Ohne Scham und Bedenken

Der Konvent der Republikaner hat sich gestern kollektiv in Geiselhaft nehmen lassen. Die Delegierten waren bereit, die Seele ihrer Partei an einen egomanischen, narzisstischen Selbstdarsteller zu verkaufen. Ohne jede Scham und Bedenken haben sie sich zum Büttel einer New Yorker Milliardärsfamilie gemacht: Was für ein peinliches Schauspiel – die Selbstbeweihräucherung der Trumps. Und die Bereitschaft der Claqueure, sich zu Statisten dieser unwürdigen Inszenierung degradieren zu lassen.
Das einzige, was die Partei derzeit noch mühsam eint, ist die geradezu fanatische Ablehnung des politischen Gegners. Dabei ist den Republikanern offenbar jedes Mittel recht, um Hillary Clinton zu bekämpfen – ob Dämonisierung, Diffamierung oder Denunzierung: Der Wahlkampf dürfte jetzt noch schmutziger werden.
Dass dabei die politische Kultur auf der Strecke bleibt, der inhaltliche Diskurs, der Respekt vor den Gedanken und Ideen des anderen – das scheint die große Mehrheit in Kauf zu nehmen.

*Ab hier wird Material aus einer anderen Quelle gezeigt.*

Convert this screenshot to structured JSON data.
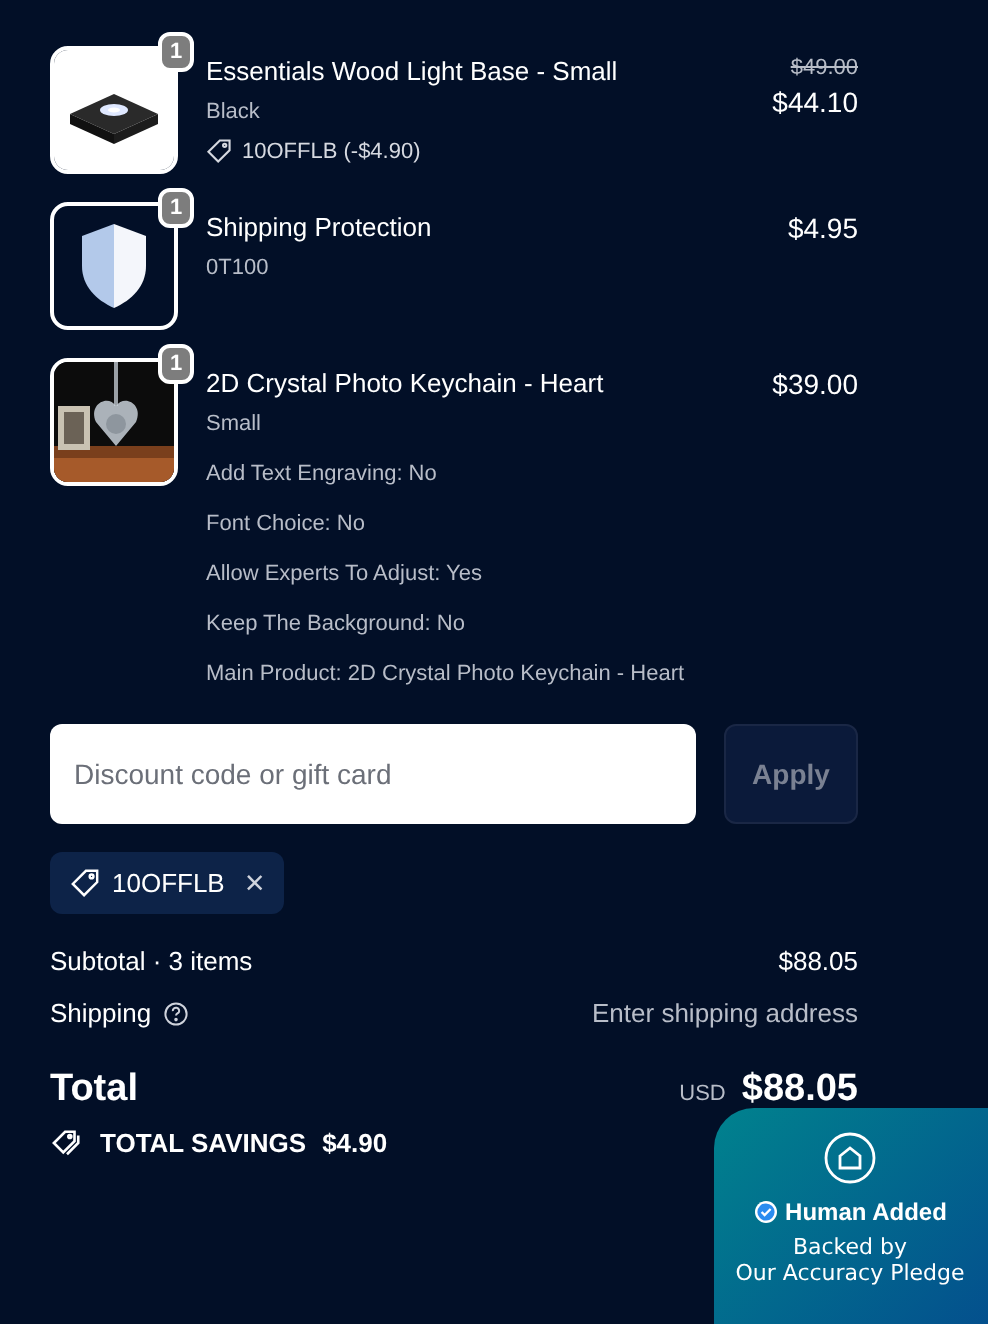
{
  "items": [
    {
      "kind": "light-base",
      "quantity": "1",
      "title": "Essentials Wood Light Base - Small",
      "details": [
        "Black"
      ],
      "discount": "10OFFLB (-$4.90)",
      "original_price": "$49.00",
      "price": "$44.10"
    },
    {
      "kind": "shield",
      "quantity": "1",
      "title": "Shipping Protection",
      "details": [
        "0T100"
      ],
      "price": "$4.95"
    },
    {
      "kind": "keychain",
      "quantity": "1",
      "title": "2D Crystal Photo Keychain - Heart",
      "details": [
        "Small",
        "Add Text Engraving: No",
        "Font Choice: No",
        "Allow Experts To Adjust: Yes",
        "Keep The Background: No",
        "Main Product: 2D Crystal Photo Keychain - Heart"
      ],
      "price": "$39.00"
    }
  ],
  "discount_field": {
    "placeholder": "Discount code or gift card",
    "button": "Apply",
    "disabled": true
  },
  "applied_codes": [
    {
      "code": "10OFFLB",
      "remove": "×"
    }
  ],
  "subtotal": {
    "label": "Subtotal · 3 items",
    "value": "$88.05"
  },
  "shipping": {
    "label": "Shipping",
    "value": "Enter shipping address"
  },
  "total": {
    "label": "Total",
    "currency": "USD",
    "value": "$88.05"
  },
  "savings": {
    "label": "TOTAL SAVINGS",
    "value": "$4.90"
  },
  "badge": {
    "title": "Human Added",
    "subtitle": "Backed by",
    "subtitle2": "Our Accuracy Pledge"
  }
}
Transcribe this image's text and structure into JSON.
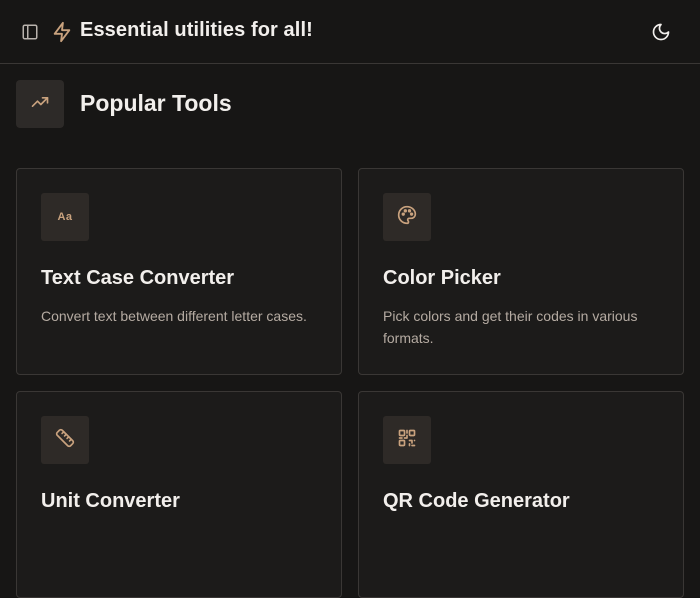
{
  "header": {
    "title": "Essential utilities for all!",
    "icons": [
      "sidebar-toggle-icon",
      "bolt-icon",
      "moon-icon"
    ]
  },
  "section": {
    "title": "Popular Tools",
    "icon": "trending-up-icon"
  },
  "tools": [
    {
      "title": "Text Case Converter",
      "description": "Convert text between different letter cases.",
      "icon": "text-case-icon",
      "icon_text": "Aa"
    },
    {
      "title": "Color Picker",
      "description": "Pick colors and get their codes in various formats.",
      "icon": "palette-icon"
    },
    {
      "title": "Unit Converter",
      "description": "",
      "icon": "ruler-icon"
    },
    {
      "title": "QR Code Generator",
      "description": "",
      "icon": "qr-code-icon"
    }
  ],
  "colors": {
    "background": "#171615",
    "card_background": "#1c1b1a",
    "border": "#3a3735",
    "accent": "#c9a27e",
    "text": "#f2efec",
    "muted_text": "#b5aba2"
  }
}
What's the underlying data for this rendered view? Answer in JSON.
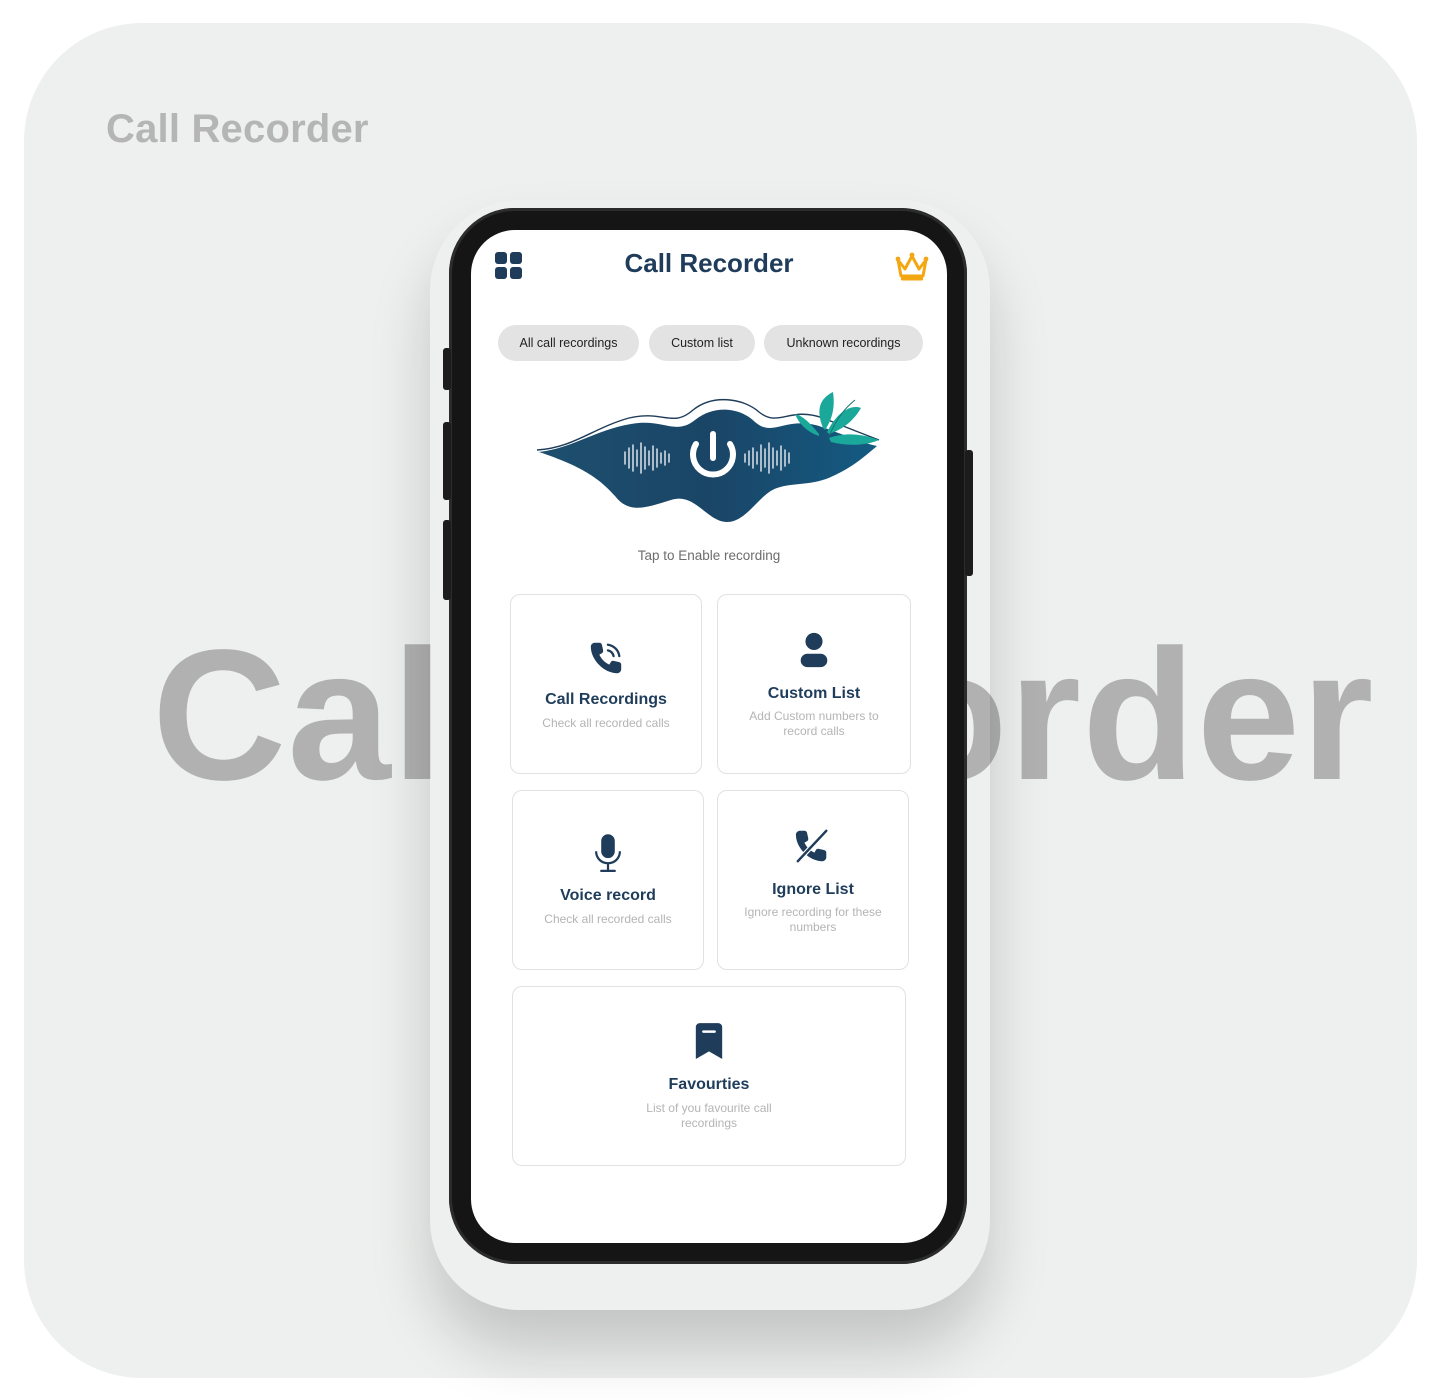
{
  "background": {
    "corner_title": "Call Recorder",
    "big_title": "Call Recorder"
  },
  "header": {
    "title": "Call Recorder",
    "menu_icon": "grid-icon",
    "premium_icon": "crown-icon"
  },
  "tabs": [
    {
      "label": "All call recordings"
    },
    {
      "label": "Custom list"
    },
    {
      "label": "Unknown recordings"
    }
  ],
  "record_toggle": {
    "icon": "power-icon",
    "hint": "Tap to Enable recording"
  },
  "cards": [
    {
      "icon": "phone-ringing-icon",
      "title": "Call Recordings",
      "desc": "Check all recorded calls"
    },
    {
      "icon": "user-icon",
      "title": "Custom List",
      "desc": "Add Custom numbers to record calls"
    },
    {
      "icon": "microphone-icon",
      "title": "Voice record",
      "desc": "Check all recorded calls"
    },
    {
      "icon": "phone-blocked-icon",
      "title": "Ignore List",
      "desc": "Ignore recording for these numbers"
    },
    {
      "icon": "bookmark-icon",
      "title": "Favourties",
      "desc": "List of you favourite call recordings"
    }
  ],
  "colors": {
    "primary": "#1f3d5a",
    "accent_gold": "#f3a712",
    "leaf_teal": "#1aa89b",
    "background": "#eef0ef"
  }
}
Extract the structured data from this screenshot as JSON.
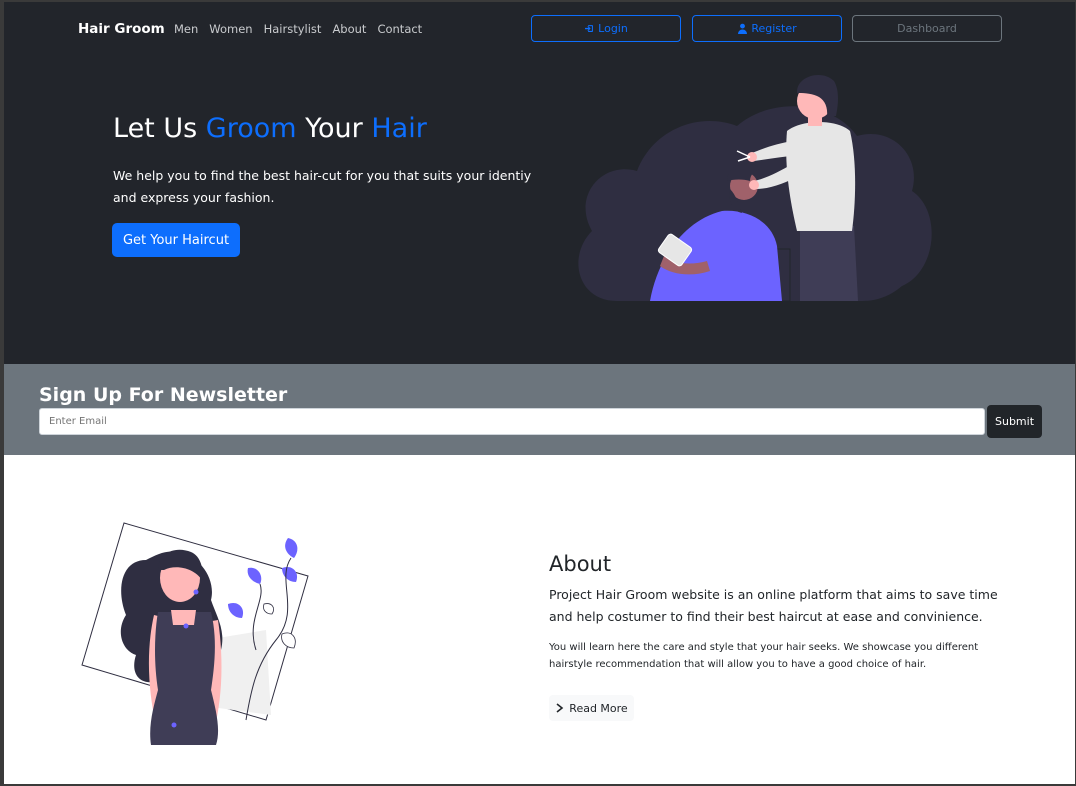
{
  "navbar": {
    "brand": "Hair Groom",
    "links": [
      "Men",
      "Women",
      "Hairstylist",
      "About",
      "Contact"
    ],
    "login_label": "Login",
    "register_label": "Register",
    "dashboard_label": "Dashboard"
  },
  "hero": {
    "title_part1": "Let Us ",
    "title_part2": "Groom",
    "title_part3": " Your ",
    "title_part4": "Hair",
    "text": "We help you to find the best hair-cut for you that suits your identiy and express your fashion.",
    "button_label": "Get Your Haircut"
  },
  "newsletter": {
    "title": "Sign Up For Newsletter",
    "email_placeholder": "Enter Email",
    "submit_label": "Submit"
  },
  "about": {
    "title": "About",
    "lead": "Project Hair Groom website is an online platform that aims to save time and help costumer to find their best haircut at ease and convinience.",
    "detail": "You will learn here the care and style that your hair seeks. We showcase you different hairstyle recommendation that will allow you to have a good choice of hair.",
    "read_more_label": "Read More"
  },
  "colors": {
    "dark_bg": "#22252b",
    "accent": "#0d6efd",
    "newsletter_bg": "#6c757d",
    "illustration_purple": "#6c63ff"
  },
  "icons": {
    "login": "sign-in-icon",
    "register": "user-icon",
    "read_more": "chevron-right-icon"
  }
}
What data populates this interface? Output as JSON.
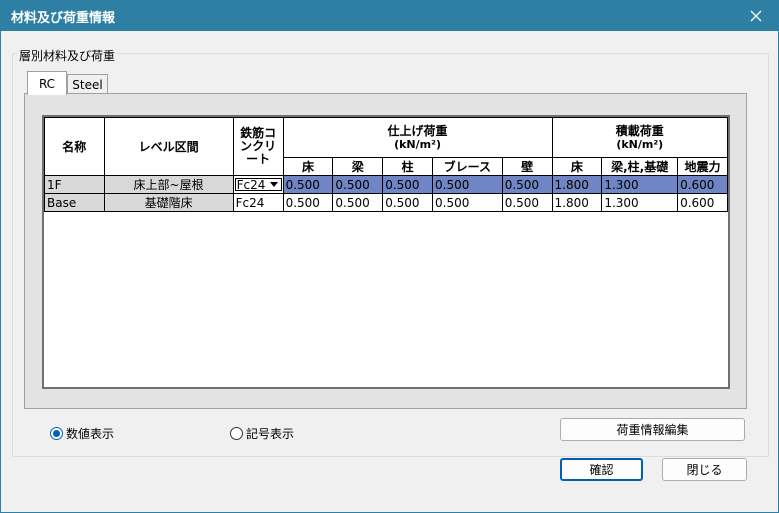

Dieser Parteitag der Republikaner markiert den Sieg des Ressentiments über jede Vernunft.
Was bleibt also bei den Republikanern jenseits der Feindbildpflege und der Selbstvergewisserung im Zeichen einer rückwärtsgewandten und antimodernistischen, aber kraftmeiernden Ideologie?

Trump muss jetzt liefern

Donald Trump ist bisher jede Antwort auf Fragen nach politischen Inhalten und Konzepten schuldig geblieben. Dabei wird sich auch seine Präsidentschaft nicht auf Schlagworten gründen können wie Mauerbau, Abschottung und Ausgrenzung von Minderheiten.
Donald Trump wird jetzt liefern müssen. Er wird Antworten finden müssen auf die Zukunftsfragen eines Landes, das sich zuhause gefährlichen gesellschaftlichen Verwerfungen und Brüchen gegenübersieht - und jenseits seiner Grenzen mit einer Welt in Unordnung. "Make America great again" - was, bitte, soll das für die USA unter seiner Führung heißen? Welches Gesellschaftsbild hat Donald Trump? Und in welcher Rolle sieht er sein Land künftig in der Welt? Man darf gespannt sein auf Trumps große Parteitagsrede am Donnerstag.
Hillary Clinton wird ihren Rivalen jetzt konfrontieren und festnageln müssen. Ihre Kandidatur für die Demokraten hat ab sofort einen tieferen Sinn. Man kann sie mögen oder nicht – aber sie ist jetzt die Einzige, die das Schlimmste noch verhindern kann.